Big Victory for Obama Administration on Health Care Today

In a victory for the Obama administration, the D.C. Court of Appeals has upheld the constitutionality  of a key provision of the health care law.

The 2-1 decision is sure to embolden the Obama administration because it was written by Laurence H. Silberman, a Ronald Reagan appointee, who is considered one of the leading conservative jurists on the bench.

At issue before the three-judge panel was the individual mandate,  a central provision of the Affordable Care Act, which requires individuals to buy health insurance by 2014 or pay a penalty.

“The right to be free from federal regulation is not absolute, and yields to the imperative that Congress be free to forge national solutions to national problems, no matter how local – or seemingly passive – their individual origins,” Silberman wrote.

He was joined in the decision by Judge Harry T. Edwards, a Carter nominee.

Judge Brett Kavanaugh, who cast the dissenting vote, was appointed by George W. Bush; he said he would have dismissed the case on jurisdictional issues.

The D.C. Circuit  becomes the third appeals court  to reject challenges to the law.  Only the 11 th Circuit Court of Appeals has struck down the mandate.

White House official Stephanie Cutter, deputy senior advisor to the President, praised the decision.

“The ruling is yet another victory for the millions of Americans who are already benefitting from the law including the parents of children with preexisting conditions, women getting mammograms with no out-of-pocket cost, seniors saving hundreds of dollars on their prescription drugs, and one million young adults now newly insured through their parent’s plan.”

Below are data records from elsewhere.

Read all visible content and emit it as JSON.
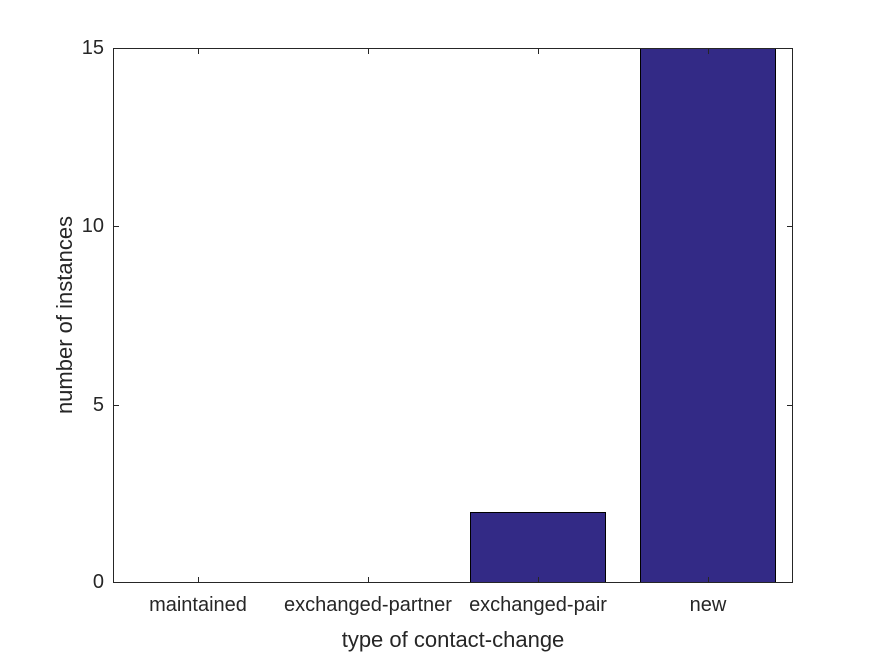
{
  "chart_data": {
    "type": "bar",
    "categories": [
      "maintained",
      "exchanged-partner",
      "exchanged-pair",
      "new"
    ],
    "values": [
      0,
      0,
      2,
      15
    ],
    "title": "",
    "xlabel": "type of contact-change",
    "ylabel": "number of instances",
    "ylim": [
      0,
      15
    ],
    "yticks": [
      0,
      5,
      10,
      15
    ],
    "bar_width_fraction": 0.8,
    "colors": {
      "bar_face": "#332a86",
      "bar_edge": "#000000",
      "axis": "#262626",
      "text": "#262626",
      "background": "#ffffff"
    },
    "grid": false,
    "legend": null,
    "tick_direction": "in"
  }
}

Jay Sekulow,  chief  counsel of the American Center for Law and Justice, the group that brought the suit on behalf of four individuals, said he was disappointed by the decision and vowed to appeal.

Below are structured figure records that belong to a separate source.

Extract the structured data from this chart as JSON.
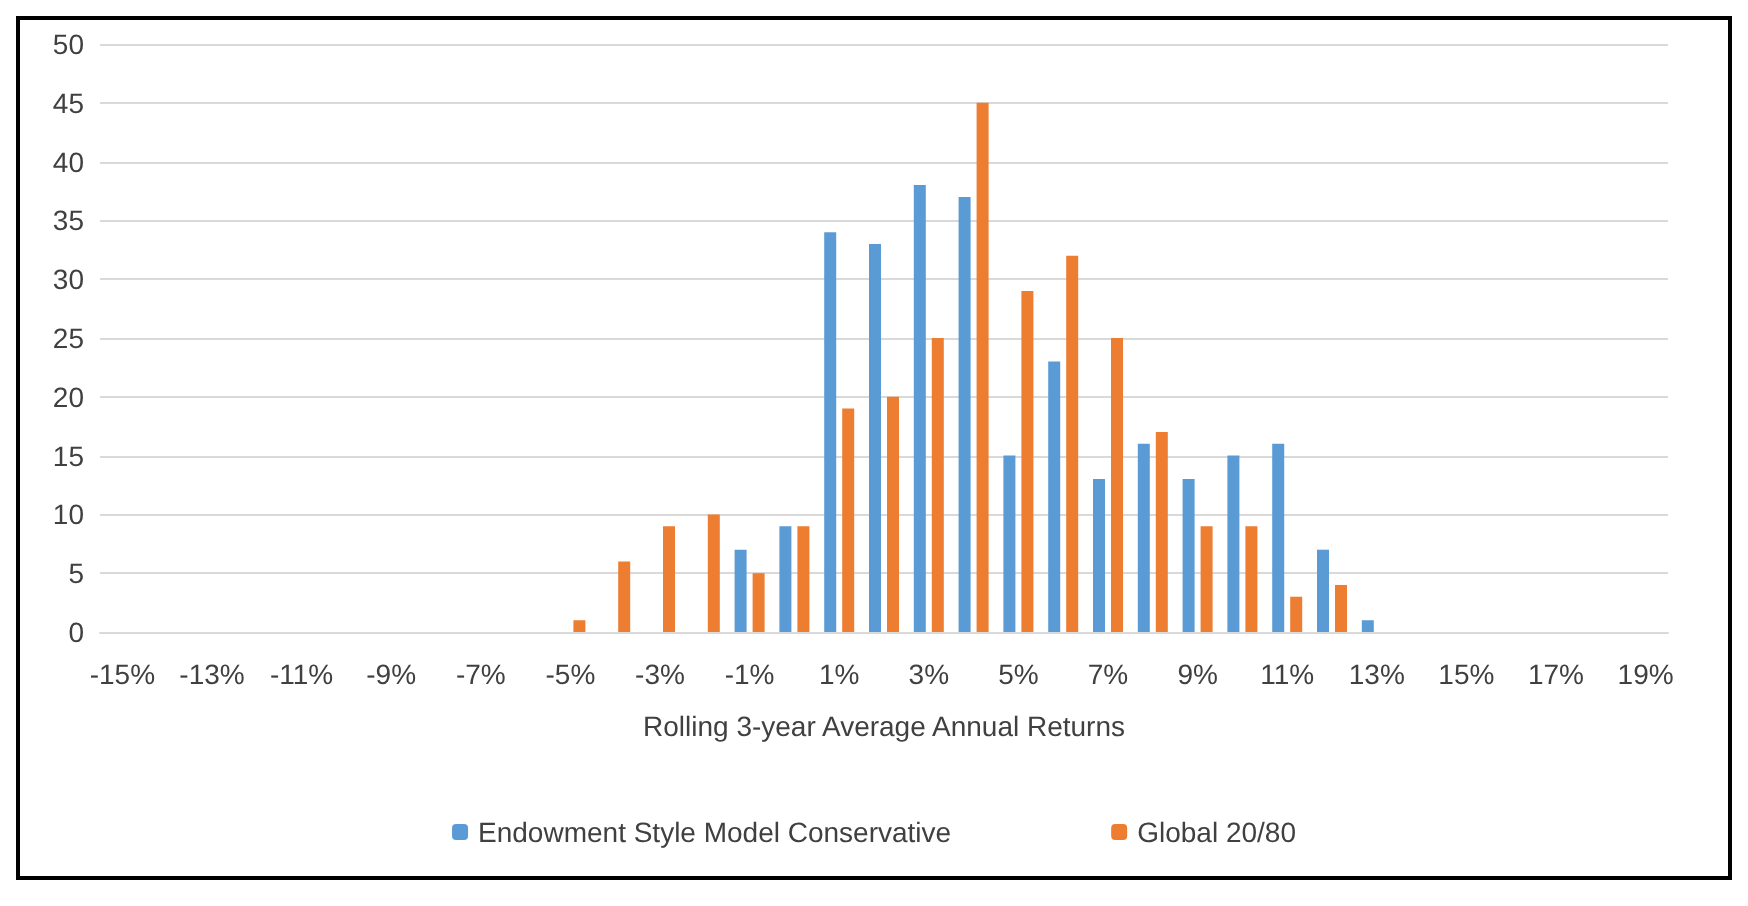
{
  "chart_data": {
    "type": "bar",
    "xlabel": "Rolling 3-year Average Annual Returns",
    "categories": [
      "-15%",
      null,
      "-13%",
      null,
      "-11%",
      null,
      "-9%",
      null,
      "-7%",
      null,
      "-5%",
      null,
      "-3%",
      null,
      "-1%",
      null,
      "1%",
      null,
      "3%",
      null,
      "5%",
      null,
      "7%",
      null,
      "9%",
      null,
      "11%",
      null,
      "13%",
      null,
      "15%",
      null,
      "17%",
      null,
      "19%"
    ],
    "series": [
      {
        "name": "Endowment Style Model Conservative",
        "color": "#5b9bd5",
        "values": [
          0,
          0,
          0,
          0,
          0,
          0,
          0,
          0,
          0,
          0,
          0,
          0,
          0,
          0,
          7,
          9,
          34,
          33,
          38,
          37,
          15,
          23,
          13,
          16,
          13,
          15,
          16,
          7,
          1,
          0,
          0,
          0,
          0,
          0,
          0
        ]
      },
      {
        "name": "Global 20/80",
        "color": "#ed7d31",
        "values": [
          0,
          0,
          0,
          0,
          0,
          0,
          0,
          0,
          0,
          0,
          1,
          6,
          9,
          10,
          5,
          9,
          19,
          20,
          25,
          45,
          29,
          32,
          25,
          17,
          9,
          9,
          3,
          4,
          0,
          0,
          0,
          0,
          0,
          0,
          0
        ]
      }
    ],
    "ylim": [
      0,
      50
    ],
    "yticks": [
      0,
      5,
      10,
      15,
      20,
      25,
      30,
      35,
      40,
      45,
      50
    ],
    "grid": "y",
    "legend": "bottom"
  }
}
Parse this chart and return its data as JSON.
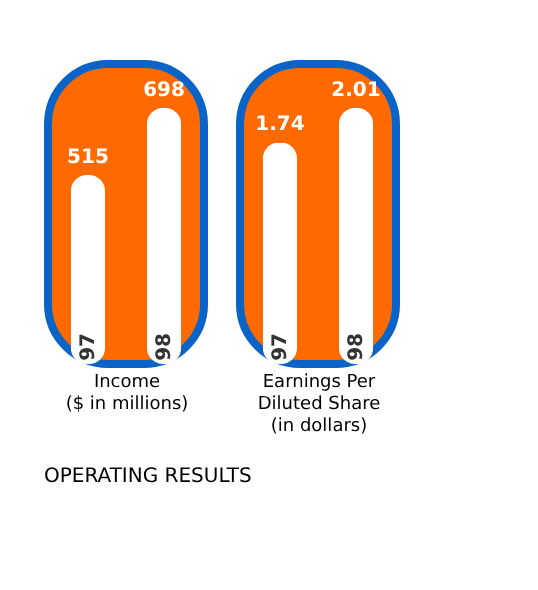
{
  "chart_data": [
    {
      "type": "bar",
      "xlabel": "Income\n($ in millions)",
      "categories": [
        "97",
        "98"
      ],
      "values": [
        515,
        698
      ],
      "color": "#ffffff",
      "data_labels": true,
      "tick_labels": "x",
      "title": "OPERATING RESULTS"
    },
    {
      "type": "bar",
      "xlabel": "Earnings Per\nDiluted Share\n(in dollars)",
      "categories": [
        "97",
        "98"
      ],
      "values": [
        1.74,
        2.01
      ],
      "color": "#ffffff",
      "data_labels": true,
      "tick_labels": "x"
    }
  ]
}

“This decision reinforces the fact that the courts are split about this flawed health care law,  ” Sekulow said in a statement.

“As we determine our next course of action – whether to ask the full appeals court to hear the case – or directly ask the Supreme Court to take the case – we still remain confident that ObamaCare and the individual mandate, which forces Americans to purchase health insurance, is the wrong prescription for America and ultimately will be struck down as unconstitutional by the U.S. Supreme Court.”

Stephen I. Vladeck, professor of law at American University, emphasized the importance of the decision coming from Judge Silberman.

“Judge Silberman has historically been recognized as one of the stronger conservative voices on the federal appellate bench. That even he finds the ACA constitutional—and believes the real issue here is about individual rights, not Congress’s power—makes the challengers’ odds that much longer with Supreme Court review looming,” said Vladeck.

But Randy Barnett, a professor of law at Georgetown University, who is representing challengers to the law in a separate suit,  said that Judge Silberman got it wrong.

“Judge Silberman’s  decision boils down to Congress having unlimited power to address what it deems to be a national problem. That destroys the federal system of limited federal power.”

The Supreme Court is scheduled to discuss the various challenges to the law behind closed doors on Thursday. It could decide as early as this week whether it will hear one or more of the cases this term.

Although this case is not one of the challenges directly in front of the justices, those who support the law believe the justices will be influenced by today’s opinion.

“On the eve of the Supreme Court’s decision whether to review the constitutionality of health care reform legislation, the nation’s second most important court has dealt a devastating blow to the challengers of the Act, delivered by one of the country’s foremost conservative jurists, “said Elizabeth Wydra, chief counsel for the liberal Constitutional Accountability Center.